法令違反は、最低レベルのモラル違反といえます。社内に将来問題となりそうな“芽”があれば、決して軽視することなく、早めに摘んでおく必要があります。「黙認した方が会社のためだから」などと、見て見ぬふりをしている役員や管理職、従業員の姿勢を、仕方のないものとして諦めてはいけません。経営トップには、強いリーダーシップを発揮して「あるべき姿」を社内に対してイメージさせ、長期的展望の下、改革を進めていくことが求められます。
それと同時に、経営トップは必要に応じてシステムの見直しを行い、不祥事を防止できる体制が整っているかどうかをチェックしなければなりません。徹底的に問題を分析して解決し、感覚的処理を避けるようにすることは、まさに経営トップにしかできない決断です。
ステークホルダーへの対応
社会的存在である企業は、その活動が社会に与える影響に対して常に責任を持ち、あらゆる「ステークホルダー(利害関係者)」からの要求にも、適切に対応しなくてなりません。企業のステークホルダーは消費者をはじめ、顧客、従業員、取引先、地域社会、その他の幅広い関係者へと及びますが、特に問題が起きたときのステークホルダーに対する対応は、非常に重要です。
不祥事が起きた際に、「法令違反はしていない」「ルール通りに行っている」といくら弁解しても、ステークホルダーからの理解が得られなければ、説明責任として不十分です。実際、法令やルールは必ずしも万全なものではなく、解釈によって“グレーゾーン”が存在します。判断を誤ると、倫理に反する行為が大きな法律問題へと発展するリスクが高くなります。

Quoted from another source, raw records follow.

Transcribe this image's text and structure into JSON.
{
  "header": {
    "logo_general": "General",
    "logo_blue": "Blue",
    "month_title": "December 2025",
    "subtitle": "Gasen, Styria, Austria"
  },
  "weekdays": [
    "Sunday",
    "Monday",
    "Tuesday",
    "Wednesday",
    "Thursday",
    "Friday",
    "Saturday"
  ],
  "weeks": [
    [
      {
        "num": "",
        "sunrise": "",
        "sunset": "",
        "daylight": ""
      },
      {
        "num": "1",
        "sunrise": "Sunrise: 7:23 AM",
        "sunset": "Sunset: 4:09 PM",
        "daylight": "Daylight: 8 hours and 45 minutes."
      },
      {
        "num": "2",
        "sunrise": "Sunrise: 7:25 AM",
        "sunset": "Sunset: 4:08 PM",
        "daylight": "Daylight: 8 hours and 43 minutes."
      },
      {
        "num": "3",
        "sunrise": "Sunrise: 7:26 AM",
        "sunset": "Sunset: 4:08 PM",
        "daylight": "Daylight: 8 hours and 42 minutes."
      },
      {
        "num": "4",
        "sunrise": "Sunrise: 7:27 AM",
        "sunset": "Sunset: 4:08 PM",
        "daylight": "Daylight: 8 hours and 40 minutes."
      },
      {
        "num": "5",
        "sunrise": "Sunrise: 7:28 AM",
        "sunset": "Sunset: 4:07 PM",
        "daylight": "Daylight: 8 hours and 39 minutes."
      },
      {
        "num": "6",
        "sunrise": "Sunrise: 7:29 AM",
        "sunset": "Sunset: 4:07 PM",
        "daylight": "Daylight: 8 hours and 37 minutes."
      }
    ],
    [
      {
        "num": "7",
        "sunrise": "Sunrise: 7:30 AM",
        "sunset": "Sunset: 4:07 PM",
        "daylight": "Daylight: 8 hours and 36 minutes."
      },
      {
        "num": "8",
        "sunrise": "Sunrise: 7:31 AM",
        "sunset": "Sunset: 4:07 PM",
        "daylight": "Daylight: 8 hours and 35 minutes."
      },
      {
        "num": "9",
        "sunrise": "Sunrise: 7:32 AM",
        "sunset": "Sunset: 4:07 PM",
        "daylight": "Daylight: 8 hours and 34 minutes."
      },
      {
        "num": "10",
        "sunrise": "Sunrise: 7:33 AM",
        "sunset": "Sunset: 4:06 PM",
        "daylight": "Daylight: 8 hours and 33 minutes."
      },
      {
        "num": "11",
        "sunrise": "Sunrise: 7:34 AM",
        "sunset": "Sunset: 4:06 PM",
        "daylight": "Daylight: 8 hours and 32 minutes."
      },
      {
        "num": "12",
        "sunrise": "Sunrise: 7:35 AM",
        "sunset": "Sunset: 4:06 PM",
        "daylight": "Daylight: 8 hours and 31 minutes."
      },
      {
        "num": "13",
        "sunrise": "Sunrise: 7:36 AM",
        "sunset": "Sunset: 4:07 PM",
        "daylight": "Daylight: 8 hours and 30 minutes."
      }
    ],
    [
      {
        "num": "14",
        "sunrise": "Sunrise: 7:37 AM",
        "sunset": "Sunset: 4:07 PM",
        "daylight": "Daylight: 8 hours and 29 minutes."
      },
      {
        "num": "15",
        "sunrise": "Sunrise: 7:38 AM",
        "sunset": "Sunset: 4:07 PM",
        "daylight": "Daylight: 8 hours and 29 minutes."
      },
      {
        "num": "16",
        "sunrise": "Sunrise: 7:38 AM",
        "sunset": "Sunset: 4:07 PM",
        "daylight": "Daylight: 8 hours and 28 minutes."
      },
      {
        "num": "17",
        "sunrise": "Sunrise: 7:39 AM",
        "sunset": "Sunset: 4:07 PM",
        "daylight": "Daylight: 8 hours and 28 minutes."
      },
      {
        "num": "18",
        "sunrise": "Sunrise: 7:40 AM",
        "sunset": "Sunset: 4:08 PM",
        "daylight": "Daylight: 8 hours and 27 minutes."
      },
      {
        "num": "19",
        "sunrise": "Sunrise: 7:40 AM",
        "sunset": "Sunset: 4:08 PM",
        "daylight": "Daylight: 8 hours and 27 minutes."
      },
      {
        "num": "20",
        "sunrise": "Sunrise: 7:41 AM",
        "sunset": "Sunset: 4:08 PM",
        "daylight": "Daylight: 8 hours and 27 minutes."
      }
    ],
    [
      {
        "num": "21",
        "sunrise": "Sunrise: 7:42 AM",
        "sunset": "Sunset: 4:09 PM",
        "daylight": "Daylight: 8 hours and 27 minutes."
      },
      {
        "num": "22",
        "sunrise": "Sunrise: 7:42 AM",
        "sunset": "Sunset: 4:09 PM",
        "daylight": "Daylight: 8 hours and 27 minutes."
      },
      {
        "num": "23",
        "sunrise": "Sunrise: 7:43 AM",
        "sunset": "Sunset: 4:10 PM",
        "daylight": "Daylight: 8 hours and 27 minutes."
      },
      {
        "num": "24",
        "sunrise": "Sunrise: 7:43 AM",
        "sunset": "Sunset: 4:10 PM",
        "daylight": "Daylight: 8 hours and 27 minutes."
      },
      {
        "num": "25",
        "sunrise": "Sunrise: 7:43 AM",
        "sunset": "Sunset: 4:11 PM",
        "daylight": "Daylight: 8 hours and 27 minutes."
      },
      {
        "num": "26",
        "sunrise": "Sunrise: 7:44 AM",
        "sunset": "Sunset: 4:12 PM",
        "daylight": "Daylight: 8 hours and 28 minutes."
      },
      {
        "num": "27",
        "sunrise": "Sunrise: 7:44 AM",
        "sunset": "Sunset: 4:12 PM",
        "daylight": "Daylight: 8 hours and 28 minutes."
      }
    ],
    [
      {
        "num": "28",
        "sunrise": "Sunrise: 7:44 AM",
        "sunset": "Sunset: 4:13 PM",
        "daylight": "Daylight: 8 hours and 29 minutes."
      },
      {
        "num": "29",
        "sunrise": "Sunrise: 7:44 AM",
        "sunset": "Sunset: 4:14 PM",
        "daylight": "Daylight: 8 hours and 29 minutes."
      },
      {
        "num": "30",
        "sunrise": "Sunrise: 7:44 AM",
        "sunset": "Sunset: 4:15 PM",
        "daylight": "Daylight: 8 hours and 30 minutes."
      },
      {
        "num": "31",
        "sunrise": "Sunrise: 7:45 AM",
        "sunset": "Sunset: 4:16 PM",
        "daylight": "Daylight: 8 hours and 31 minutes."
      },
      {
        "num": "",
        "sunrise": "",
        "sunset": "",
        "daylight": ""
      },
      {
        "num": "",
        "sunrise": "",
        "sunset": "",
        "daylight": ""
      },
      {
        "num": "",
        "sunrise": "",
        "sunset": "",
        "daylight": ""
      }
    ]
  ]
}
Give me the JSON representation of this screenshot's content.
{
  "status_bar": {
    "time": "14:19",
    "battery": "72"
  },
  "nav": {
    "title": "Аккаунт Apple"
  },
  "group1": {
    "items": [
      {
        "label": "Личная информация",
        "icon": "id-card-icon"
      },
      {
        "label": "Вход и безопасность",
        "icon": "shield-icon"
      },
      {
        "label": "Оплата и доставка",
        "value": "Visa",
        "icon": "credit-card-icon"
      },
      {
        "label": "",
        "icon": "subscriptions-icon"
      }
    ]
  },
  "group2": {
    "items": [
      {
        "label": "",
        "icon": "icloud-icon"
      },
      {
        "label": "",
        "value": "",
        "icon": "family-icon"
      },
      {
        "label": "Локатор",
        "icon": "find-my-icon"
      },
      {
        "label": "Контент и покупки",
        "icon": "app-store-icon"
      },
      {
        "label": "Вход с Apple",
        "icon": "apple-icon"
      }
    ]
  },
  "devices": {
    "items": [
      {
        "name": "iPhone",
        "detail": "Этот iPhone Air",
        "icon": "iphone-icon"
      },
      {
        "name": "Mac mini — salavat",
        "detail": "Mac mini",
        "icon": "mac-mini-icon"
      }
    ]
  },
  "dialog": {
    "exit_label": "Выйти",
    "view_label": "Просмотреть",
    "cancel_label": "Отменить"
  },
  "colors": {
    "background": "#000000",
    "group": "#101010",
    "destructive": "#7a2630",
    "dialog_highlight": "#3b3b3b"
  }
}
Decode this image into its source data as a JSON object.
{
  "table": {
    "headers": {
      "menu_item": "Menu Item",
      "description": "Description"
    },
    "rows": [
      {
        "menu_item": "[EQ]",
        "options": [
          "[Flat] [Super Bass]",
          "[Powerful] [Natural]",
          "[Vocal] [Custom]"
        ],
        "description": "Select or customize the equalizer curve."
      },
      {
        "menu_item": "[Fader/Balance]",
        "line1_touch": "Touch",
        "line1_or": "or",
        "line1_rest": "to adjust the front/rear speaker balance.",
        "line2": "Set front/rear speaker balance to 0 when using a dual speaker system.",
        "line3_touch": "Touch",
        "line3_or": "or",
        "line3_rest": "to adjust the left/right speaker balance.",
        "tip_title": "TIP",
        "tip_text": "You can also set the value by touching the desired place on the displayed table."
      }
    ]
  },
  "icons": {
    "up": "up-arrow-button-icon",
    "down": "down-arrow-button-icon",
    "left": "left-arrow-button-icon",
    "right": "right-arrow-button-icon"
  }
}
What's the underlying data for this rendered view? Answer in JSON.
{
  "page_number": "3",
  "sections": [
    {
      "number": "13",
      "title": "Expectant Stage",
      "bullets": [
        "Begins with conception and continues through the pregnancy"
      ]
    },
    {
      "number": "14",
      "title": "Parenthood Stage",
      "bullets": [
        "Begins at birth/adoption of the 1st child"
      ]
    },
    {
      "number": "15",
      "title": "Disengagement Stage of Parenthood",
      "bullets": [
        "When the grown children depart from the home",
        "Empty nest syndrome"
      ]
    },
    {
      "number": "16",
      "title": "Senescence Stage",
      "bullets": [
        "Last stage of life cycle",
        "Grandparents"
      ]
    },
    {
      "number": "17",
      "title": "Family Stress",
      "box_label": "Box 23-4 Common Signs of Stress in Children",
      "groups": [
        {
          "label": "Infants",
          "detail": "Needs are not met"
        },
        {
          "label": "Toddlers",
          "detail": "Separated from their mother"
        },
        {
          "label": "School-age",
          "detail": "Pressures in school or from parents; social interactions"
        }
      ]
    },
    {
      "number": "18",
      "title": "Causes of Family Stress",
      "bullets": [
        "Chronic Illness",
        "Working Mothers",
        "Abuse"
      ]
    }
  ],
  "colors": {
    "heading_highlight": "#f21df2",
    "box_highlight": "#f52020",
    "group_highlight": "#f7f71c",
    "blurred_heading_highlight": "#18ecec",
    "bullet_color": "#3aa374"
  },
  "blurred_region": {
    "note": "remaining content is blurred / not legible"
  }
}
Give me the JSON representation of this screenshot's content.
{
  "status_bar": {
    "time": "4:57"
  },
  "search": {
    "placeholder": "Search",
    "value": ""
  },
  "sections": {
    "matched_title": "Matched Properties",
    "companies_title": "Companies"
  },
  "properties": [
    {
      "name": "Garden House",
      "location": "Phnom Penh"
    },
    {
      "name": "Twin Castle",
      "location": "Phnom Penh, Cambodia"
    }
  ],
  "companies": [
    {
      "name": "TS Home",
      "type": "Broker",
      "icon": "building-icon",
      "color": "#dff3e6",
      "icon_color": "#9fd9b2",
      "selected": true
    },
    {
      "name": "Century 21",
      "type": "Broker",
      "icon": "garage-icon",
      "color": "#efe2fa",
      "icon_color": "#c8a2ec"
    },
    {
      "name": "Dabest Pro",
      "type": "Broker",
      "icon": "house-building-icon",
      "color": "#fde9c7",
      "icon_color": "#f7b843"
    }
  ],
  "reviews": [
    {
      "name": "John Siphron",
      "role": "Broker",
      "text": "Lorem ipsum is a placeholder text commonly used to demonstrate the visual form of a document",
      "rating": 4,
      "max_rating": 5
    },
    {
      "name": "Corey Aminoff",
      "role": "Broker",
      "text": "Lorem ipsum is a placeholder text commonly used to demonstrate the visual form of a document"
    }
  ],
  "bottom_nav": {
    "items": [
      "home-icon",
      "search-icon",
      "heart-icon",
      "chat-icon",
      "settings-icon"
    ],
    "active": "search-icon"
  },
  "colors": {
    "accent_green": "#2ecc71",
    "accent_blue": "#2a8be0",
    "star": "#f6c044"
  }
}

このようなときに求められるのは、企業社会における「倫理」です。「法例に定めがない」などといった理由による、企業倫理にもとる行動や誠意のない対応は、法律の不備を突く脱法行為といえます。「訴えられなければ構わない」などといった姿勢では、ステークホルダーからの信用を失い、市場から排除されることになります。企業社会の倫理を正しく理解すると同時に、問題が起きた際の対応が社会的な要請に合致したものであるかどうかを、常にさまざまな観点から意識し、実践していくことが大切です。
リスク回避、ダメージ低減をいかに進めていくか
コンプライアンス、リスクマネジメント上の問題が起きたときに、リスクを回避し、ダメージを低減していくには、どのように対応すればいいのでしょうか。危機管理の面で重要なのは、日ごろから被害を最小限にとどめるための対策を事前に講じておくことです。
【問題発生時の対応】
まず、問題が起きたときに心がけるのは、現場で問題の中身を分析・検討することよりも、大至急、担当する専門の管理部署・部門に情報を的確に伝えることです。その際、伝達ミスが起こさないことが重要です。そのため、マニュアルなどを整備し、伝達書式や緊急時用語を社内で統一しておくこと、起こり得る問題に対して共通認識を持たせて誤解のないようにしておくことが重要です。
【緊急対策本部の設置】
問題が発生したときは、緊急対策本部を設置する必要があります。構成メンバーは、経営者、担当役員、広報、人事・総務、法務、各事業部の責任者、そして弁護士などです。ここで緊急情報を集中管理し、発信情報を一本化させます。社内に対しては、決して個別の対応をしない旨を、周知徹底します。
【社外への対応】
社外への対応の基本は、都合の悪いことを隠ぺいすることなく、正しい事実を誠意を持って公表することです。その際に心がけなければならないのは、自社の信用の維持と向上です。特に緊急時は、謝罪と原因究明、再発防止を速やかに伝えていくことが求められます。そのためにも、弁護士などの専門家を交えて、事前に「適切なシナリオ」を入念に考え、用意しておくことが重要です。
【人事としての対応】
このような事態に直面したとき、事前の対応策として、人事が果たす役割も大きいと思われます。例えば問題が発生する前に、従業員に何かしらの“兆候”が認められることがあります。そのため、日ごろから従業員の勤務状況や生活態度などに変化がないかどうか、現場の管理職などの協力を得て、よく観察しておくといいでしょう。また、「社内相談室」を設けて、気軽に相談を受け付けられるような仕組み、雰囲気を作っておくことも必要です。また、コンプライアンス、リスクマネジメントに関する啓発を、階層別教育の中のプログラムに盛り込むなどして指導していくこと、「就業規則」や「服務規程」などの中に、コンプライアンスやリスクマネジメントの項目を設けて周知徹底させることなども重要です。